As always, Wednesday is an interesting day for oil traders and speculators with the weekly oil inventories release due later, and one which is forecasting a draw once again of -1.9 against a previous of -1.1, which if maintained would be the fourth consecutive in a row at the Cushing hub and so provide a further boost to the current bullish sentiment for the commodity.
However, whilst the fundamentals and the US dollar will play their part, it is the technical picture which is becoming increasingly important and in particular, the various levels which are now baked into the daily chart and denoted by the accumulation and distribution indicator which delivers these automatically. And in simple terms, the wider the line then the greater the strength of such levels, and the strength is further reinforced where we have clusters of these lines. And on the daily chart we have one such cluster which was breached in early trading at the $58 per barrel region. Here we have two such levels, one denoted in blue and the other in red, and combining to present a doubly strong platform of support to the current rally higher with the WTI contract currently trading at $59.22 per barrel at the time of writing. Deeper still we have a further support platform at $56 per barrel which came into play early in the month helping to prevent a further decline in price following the sharp move lower on the 2nd July.

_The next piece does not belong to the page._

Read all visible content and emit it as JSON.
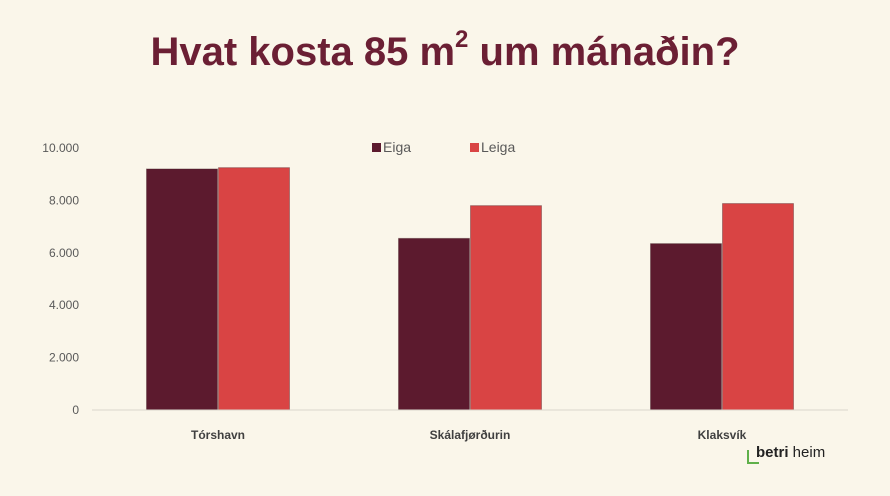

Ahead lies the third of our key levels acting as a ceiling of resistance at $60.20 per barrel and denoted with the red dashed line. This level has come into play several times in the last few weeks, most recently towards the end of June. And the question now is whether it will do so again and cap the current rally and this is where volume steps in and should we see a clean wide spread up candle build today on good volume, this should provide the launchpad for an attack of the resistance at $60.20 per barrel which once breached would see oil climb higher towards the volume point of control at $62.70 per barrel. In addition, note the lighter volume on the volume histogram to the right of the chart which will assist the move higher once the $60.20 per barrel level is taken out. This would then help to push oil on towards $61 per barrel and beyond. And for forex traders, there could be a double whammy as we have the BOC ahead of the oil inventories, so expect plenty of fireworks in the Canadian dollar. And if that were not enough these two evens are followed later in the day by the FOMC!